The cook put her hands on her hips and regarded Layla. “Adam called and said you’d be over.”

Layla pointed toward the door. Zoe didn’t care, but maybe this lady would. Somebody should. “There’s a ghost out there.”

The cook laughed. “Which one?”

“Little girl?”

“Ah. That would be Lady Therese Amunsdale. I’ve heard of her, but never had the pleasure myself.” She walked over and held out her hand. “I’m Marcie. I keep people fed around here. You hungry?”

A normal question. Layla liked normal. She grabbed hold and went with it.

“Starved, but I can fix something for myself.” She glanced back at the still-swinging door. Could the ghost child come in here, too?

Marcie waved at her with a dishcloth. “Just sit down. I live to cook.”

“She always that unpleasant?”

“Which one? The ghost or Zoe?” Marcie opened the fridge, pulled out bunches of green herbs.

Layla shrugged. “Both, I guess.”

“The ghost is supposedly a mean piece of work and can appear as a child or as a grown woman. The child version sounds creepier to me. I’ve been assured she can’t act on the physical world, which means she can’t hurt you unless she scares you to death.” She looked up from the herbs she was chopping and splashed some of the pasta water into the pan, sloshed it around with more butter and garlic.

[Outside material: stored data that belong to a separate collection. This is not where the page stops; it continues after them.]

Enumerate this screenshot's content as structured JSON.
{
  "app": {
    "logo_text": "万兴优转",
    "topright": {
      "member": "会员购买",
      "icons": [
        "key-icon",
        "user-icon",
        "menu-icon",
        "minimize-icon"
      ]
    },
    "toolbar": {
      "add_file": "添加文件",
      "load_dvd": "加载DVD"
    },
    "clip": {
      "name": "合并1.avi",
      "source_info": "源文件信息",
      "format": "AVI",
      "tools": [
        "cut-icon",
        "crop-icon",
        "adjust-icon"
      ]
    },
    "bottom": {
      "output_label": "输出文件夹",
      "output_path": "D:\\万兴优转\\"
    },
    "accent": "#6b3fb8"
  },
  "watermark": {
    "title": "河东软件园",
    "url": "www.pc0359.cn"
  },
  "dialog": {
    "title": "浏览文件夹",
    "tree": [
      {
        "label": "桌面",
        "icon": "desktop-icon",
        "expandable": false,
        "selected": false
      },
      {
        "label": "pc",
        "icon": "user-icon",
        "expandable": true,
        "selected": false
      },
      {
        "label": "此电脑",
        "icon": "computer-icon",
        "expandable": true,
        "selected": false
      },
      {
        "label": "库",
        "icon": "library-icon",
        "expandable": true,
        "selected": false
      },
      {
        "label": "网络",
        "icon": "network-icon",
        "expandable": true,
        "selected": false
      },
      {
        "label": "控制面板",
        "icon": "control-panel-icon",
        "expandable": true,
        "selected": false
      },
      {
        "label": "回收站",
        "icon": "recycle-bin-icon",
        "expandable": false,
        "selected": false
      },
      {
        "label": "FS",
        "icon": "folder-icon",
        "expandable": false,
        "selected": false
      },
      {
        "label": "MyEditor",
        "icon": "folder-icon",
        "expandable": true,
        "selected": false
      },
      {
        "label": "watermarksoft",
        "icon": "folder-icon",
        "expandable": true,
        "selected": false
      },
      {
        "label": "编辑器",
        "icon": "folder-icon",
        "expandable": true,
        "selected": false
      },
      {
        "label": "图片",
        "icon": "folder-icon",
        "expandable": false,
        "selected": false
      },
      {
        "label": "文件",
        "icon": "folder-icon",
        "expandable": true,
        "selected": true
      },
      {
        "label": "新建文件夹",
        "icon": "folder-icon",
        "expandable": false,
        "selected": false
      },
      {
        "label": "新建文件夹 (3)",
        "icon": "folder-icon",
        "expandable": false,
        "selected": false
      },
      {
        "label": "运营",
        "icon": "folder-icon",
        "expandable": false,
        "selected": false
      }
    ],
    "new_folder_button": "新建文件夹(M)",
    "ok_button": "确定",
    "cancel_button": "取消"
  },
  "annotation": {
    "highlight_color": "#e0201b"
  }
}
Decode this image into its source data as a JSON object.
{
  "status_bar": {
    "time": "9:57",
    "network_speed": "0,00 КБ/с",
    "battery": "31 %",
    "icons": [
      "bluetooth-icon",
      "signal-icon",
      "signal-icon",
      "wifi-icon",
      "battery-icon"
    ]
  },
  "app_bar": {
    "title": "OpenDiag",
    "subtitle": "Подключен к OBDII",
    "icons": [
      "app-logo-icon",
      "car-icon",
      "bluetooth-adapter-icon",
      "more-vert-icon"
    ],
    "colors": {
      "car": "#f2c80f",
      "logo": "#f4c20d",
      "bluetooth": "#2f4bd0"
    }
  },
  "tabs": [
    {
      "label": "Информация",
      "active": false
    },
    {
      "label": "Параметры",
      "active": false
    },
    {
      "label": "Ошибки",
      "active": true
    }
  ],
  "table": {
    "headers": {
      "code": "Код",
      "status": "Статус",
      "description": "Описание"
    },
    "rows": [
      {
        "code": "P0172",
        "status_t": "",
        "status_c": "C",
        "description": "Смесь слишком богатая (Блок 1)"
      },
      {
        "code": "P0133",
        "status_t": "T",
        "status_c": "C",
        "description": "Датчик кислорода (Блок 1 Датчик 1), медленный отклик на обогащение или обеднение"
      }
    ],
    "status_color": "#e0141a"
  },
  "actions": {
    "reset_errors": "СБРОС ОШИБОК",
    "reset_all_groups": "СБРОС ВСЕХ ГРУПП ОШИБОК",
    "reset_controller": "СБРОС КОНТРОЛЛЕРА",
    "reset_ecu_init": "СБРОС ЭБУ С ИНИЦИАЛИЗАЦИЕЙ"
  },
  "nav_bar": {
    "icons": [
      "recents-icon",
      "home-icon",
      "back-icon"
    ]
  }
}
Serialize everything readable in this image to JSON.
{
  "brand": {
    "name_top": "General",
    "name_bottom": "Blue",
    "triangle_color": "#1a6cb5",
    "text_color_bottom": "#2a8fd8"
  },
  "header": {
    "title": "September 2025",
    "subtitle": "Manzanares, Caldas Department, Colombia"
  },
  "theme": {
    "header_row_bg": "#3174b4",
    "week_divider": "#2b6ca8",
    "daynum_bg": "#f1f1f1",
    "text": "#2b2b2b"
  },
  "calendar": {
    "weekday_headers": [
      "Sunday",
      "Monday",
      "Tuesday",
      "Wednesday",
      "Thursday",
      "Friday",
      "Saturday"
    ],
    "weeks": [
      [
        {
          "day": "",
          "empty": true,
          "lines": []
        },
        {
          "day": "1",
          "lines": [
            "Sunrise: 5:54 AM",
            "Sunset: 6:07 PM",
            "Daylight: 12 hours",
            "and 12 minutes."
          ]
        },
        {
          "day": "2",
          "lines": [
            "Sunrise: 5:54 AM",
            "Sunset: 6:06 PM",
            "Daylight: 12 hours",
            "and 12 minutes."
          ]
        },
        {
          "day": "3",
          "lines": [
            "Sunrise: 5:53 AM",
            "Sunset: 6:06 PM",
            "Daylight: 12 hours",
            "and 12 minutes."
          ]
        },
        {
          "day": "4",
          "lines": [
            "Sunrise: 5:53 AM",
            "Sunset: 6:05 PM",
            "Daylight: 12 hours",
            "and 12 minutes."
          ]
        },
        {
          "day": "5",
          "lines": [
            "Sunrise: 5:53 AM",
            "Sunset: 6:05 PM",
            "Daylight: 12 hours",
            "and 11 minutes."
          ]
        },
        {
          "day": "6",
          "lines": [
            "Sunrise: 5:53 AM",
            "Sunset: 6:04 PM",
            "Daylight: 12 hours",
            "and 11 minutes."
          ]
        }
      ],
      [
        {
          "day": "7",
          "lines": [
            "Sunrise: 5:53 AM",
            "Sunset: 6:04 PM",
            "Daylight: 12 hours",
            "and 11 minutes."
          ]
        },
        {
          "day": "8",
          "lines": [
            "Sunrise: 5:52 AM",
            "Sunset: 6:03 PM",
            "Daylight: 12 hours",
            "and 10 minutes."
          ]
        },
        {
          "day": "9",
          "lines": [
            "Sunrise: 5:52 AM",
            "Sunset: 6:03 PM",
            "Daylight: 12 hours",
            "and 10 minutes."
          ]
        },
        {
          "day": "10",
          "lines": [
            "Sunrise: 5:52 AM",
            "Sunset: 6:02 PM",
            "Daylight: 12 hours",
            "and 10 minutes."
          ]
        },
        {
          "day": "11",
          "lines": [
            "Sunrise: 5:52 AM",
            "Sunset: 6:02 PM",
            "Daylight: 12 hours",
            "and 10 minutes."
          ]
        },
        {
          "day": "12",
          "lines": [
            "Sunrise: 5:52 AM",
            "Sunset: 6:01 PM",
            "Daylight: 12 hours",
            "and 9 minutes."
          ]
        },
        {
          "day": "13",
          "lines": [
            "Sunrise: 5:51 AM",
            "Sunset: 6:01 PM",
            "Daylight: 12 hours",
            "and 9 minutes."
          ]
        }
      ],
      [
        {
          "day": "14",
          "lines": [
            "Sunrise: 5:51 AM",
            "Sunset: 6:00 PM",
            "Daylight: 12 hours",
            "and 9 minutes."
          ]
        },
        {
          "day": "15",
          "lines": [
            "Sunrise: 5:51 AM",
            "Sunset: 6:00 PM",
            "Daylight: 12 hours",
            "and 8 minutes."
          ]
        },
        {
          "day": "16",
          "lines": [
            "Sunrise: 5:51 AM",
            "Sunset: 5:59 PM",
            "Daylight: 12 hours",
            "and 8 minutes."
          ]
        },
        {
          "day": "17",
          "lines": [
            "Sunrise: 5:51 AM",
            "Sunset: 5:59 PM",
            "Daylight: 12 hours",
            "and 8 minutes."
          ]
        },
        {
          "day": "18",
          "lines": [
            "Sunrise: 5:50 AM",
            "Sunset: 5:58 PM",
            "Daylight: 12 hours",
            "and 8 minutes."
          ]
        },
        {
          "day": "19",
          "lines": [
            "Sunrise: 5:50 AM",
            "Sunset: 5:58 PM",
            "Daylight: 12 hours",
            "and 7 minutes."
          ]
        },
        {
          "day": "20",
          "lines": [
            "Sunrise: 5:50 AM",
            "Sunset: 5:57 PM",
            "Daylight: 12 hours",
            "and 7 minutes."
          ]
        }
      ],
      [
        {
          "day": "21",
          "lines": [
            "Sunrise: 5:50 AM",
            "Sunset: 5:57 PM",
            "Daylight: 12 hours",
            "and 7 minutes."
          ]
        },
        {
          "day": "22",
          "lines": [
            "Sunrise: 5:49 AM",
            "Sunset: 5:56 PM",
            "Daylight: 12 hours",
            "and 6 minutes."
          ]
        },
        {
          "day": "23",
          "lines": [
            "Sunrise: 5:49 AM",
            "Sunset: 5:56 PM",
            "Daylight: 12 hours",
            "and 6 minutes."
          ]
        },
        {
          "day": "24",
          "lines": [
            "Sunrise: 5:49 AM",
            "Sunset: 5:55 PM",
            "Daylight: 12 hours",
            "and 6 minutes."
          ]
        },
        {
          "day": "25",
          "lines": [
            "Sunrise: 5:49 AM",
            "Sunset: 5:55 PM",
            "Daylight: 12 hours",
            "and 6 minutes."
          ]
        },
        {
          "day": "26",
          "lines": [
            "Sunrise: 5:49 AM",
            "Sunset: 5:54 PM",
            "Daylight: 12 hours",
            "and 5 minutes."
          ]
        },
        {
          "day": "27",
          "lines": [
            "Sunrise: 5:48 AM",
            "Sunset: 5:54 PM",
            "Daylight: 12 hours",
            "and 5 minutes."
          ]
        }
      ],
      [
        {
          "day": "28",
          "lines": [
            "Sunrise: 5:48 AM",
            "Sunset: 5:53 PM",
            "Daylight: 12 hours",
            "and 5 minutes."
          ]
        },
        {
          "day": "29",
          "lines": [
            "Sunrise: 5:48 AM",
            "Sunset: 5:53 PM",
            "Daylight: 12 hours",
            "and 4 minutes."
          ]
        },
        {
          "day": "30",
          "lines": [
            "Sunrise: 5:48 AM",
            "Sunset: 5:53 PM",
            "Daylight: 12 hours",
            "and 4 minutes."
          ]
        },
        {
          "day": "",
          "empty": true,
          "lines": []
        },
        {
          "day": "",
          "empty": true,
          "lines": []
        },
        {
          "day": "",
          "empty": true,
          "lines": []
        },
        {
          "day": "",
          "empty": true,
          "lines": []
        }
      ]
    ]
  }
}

“Zoe . . .” Marcie continued. “Well, if you’re going to be staying here, you might as well know. She’s a sad case. Her sister Abigail is very ill, going to die, I hear. So yeah, Zoe might have an attitude problem, but no one holds it against her. Anyone can see how much she loves Abigail.”

“What’s wrong with her?” Layla put a hip up on a stool.

Marcie shrugged. “I don’t know. Like everything else around here, it’s top secret. This place collects odd sorts. And when I say odd, I mean scary. Abigail is special.” Marcie leaned in. “I’ve heard that she can foretell the future, and that it’s killing her. I don’t know what she is, or her sister, for that matter, but they aren’t like you and me.” Marcie straightened again, her voice rising. “But Zoe takes up the trays and she brings them down again. Sits by Abigail a good part of every day. Sleeps in the same room. She’s got a foul mouth, but she’s a good sister.”

So Zoe’s bizarre aura a couple days ago might have been real? Layla didn’t know what to think about that.

Layla swallowed hard. “Are there more ghosts?”

“A few. But they’re the least of your worries. The wraiths, for one, will scare your hair white in a matter of seconds. First time I heard that screech I just about wet myself. And then there’s the fae—” Marcie lifted her gaze. “Well hello, handsome.”